If you don’t have go, you can use homebrew to easily get it.
brew install go
To execute a go file, simply run go run
go run main.go
You should now see some noise in the console.
Usage: /var/folders/y9/pk039rk16t716pqbhz2xttmr0000gn/T/go-build711184690/b001/exe/main [options] <xmlfile> <targetdir>
options:
-extra string
additional metadata to set in frontmatter
exit status 1
So we need to read from an xml file and dump to a target directory. For the xml file, you can simply dump your blogger posts - they call it “backup” - which is in the settings for your blog and then the other options.
Here is the command I ran;
go run main.go blog-03-16-2018.xml ../site/content/blog/
Which created a whole ton (I had 77 previous blog posts on blogger) of markdown blog posts in my blog folder for hugo.
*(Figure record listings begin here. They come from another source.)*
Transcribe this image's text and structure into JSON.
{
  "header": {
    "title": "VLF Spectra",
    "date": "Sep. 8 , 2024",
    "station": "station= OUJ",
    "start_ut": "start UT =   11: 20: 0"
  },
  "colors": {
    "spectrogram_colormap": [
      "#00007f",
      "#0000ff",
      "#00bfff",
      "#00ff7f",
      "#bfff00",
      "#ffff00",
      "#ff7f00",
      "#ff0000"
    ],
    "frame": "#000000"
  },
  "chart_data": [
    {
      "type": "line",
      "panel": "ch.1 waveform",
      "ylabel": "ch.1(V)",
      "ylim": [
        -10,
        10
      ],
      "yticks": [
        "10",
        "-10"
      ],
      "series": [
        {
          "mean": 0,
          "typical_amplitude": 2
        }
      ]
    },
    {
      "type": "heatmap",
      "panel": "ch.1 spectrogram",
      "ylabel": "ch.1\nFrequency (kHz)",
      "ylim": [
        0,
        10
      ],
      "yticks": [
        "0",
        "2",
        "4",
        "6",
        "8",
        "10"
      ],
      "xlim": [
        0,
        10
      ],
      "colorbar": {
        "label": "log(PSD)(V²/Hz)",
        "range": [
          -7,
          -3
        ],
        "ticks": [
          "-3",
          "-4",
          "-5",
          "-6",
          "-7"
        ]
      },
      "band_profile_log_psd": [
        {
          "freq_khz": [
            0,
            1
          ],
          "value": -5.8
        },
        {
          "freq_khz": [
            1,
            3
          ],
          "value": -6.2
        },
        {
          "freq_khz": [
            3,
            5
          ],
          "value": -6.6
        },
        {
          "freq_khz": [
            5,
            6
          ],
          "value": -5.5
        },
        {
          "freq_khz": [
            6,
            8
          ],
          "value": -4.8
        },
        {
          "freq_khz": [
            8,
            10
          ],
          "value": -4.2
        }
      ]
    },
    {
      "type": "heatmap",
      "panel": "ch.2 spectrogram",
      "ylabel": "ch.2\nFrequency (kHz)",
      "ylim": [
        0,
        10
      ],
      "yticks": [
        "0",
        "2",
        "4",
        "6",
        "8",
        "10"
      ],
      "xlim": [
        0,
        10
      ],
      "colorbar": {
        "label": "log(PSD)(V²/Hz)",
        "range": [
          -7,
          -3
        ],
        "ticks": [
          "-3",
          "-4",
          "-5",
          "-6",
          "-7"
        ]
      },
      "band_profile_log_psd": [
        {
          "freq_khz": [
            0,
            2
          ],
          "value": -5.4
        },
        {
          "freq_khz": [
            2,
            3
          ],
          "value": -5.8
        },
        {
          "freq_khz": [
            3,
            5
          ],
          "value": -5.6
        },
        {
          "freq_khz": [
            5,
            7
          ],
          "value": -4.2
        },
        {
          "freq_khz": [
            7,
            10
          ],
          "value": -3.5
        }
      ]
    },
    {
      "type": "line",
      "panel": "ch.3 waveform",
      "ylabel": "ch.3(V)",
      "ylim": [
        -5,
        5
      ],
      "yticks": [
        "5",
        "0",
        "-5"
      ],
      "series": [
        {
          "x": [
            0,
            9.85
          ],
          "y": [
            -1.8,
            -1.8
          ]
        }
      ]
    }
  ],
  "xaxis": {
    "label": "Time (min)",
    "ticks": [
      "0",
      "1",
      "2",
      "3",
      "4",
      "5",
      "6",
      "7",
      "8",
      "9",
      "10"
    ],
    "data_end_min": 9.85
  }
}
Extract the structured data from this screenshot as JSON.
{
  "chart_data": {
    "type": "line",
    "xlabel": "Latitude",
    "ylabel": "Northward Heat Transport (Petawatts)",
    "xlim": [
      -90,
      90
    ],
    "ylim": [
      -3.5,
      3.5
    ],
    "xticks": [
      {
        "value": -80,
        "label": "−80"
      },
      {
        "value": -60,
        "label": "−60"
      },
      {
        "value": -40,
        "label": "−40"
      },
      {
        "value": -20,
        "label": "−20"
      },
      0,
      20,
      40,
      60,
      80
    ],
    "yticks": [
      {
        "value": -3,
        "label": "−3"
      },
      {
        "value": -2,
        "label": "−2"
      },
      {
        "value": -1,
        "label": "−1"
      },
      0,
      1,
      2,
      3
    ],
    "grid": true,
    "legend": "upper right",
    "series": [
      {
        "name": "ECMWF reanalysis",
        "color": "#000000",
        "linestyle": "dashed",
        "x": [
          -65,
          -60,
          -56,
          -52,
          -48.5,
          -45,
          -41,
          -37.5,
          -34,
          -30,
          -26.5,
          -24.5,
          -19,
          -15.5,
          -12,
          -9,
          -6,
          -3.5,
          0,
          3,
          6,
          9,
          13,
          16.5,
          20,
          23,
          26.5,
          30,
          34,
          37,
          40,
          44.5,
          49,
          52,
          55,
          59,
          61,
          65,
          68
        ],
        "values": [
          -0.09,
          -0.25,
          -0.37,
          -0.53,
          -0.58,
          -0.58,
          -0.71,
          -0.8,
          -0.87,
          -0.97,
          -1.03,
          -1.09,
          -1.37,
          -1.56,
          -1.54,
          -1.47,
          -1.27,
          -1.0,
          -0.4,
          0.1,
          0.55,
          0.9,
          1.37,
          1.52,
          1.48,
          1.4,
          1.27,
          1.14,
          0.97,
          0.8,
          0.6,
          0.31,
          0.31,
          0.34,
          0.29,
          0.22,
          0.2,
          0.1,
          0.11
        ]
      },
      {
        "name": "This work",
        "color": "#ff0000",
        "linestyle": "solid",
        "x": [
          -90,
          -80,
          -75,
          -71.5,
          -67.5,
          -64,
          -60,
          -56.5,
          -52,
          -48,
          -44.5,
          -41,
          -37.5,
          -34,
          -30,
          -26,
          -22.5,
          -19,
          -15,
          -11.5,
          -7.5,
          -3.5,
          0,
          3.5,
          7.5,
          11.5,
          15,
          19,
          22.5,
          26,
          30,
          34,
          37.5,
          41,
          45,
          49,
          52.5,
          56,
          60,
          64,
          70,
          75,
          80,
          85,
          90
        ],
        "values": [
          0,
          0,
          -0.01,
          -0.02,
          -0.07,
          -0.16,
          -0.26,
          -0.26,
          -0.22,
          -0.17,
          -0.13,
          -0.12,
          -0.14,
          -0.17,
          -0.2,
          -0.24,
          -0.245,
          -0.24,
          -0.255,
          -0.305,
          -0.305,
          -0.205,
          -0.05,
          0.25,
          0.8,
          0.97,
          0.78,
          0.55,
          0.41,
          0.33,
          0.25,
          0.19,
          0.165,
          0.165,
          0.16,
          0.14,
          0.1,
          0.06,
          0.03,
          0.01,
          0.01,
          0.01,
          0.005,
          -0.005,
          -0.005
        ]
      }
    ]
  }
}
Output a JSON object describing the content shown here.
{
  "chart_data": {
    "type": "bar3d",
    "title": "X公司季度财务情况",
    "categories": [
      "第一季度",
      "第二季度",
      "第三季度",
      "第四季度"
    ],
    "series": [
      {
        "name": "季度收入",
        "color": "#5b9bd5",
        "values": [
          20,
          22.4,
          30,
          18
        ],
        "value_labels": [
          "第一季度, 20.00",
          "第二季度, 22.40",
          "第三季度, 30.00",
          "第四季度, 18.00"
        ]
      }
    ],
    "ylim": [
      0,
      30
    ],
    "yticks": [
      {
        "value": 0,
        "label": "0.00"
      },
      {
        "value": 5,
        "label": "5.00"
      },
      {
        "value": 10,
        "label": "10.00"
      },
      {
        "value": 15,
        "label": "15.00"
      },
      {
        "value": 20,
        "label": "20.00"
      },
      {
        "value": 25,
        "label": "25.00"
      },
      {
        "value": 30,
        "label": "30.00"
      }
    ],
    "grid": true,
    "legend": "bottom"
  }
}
Going back to my hugo site to run the following…
hugo serve
Results in…
MacBook-Pro:site wookets$ hugo serve
| EN
+------------------+-----+
Pages | 111
Paginator pages | 31
Non-page files | 0
Static files | 32
Processed images | 0
Aliases | 12
Sitemaps | 1
Cleaned | 0
Total in 215 ms
Sweet!
Viewing at localhost:1313 and now I have more blog posts than is probably necessary.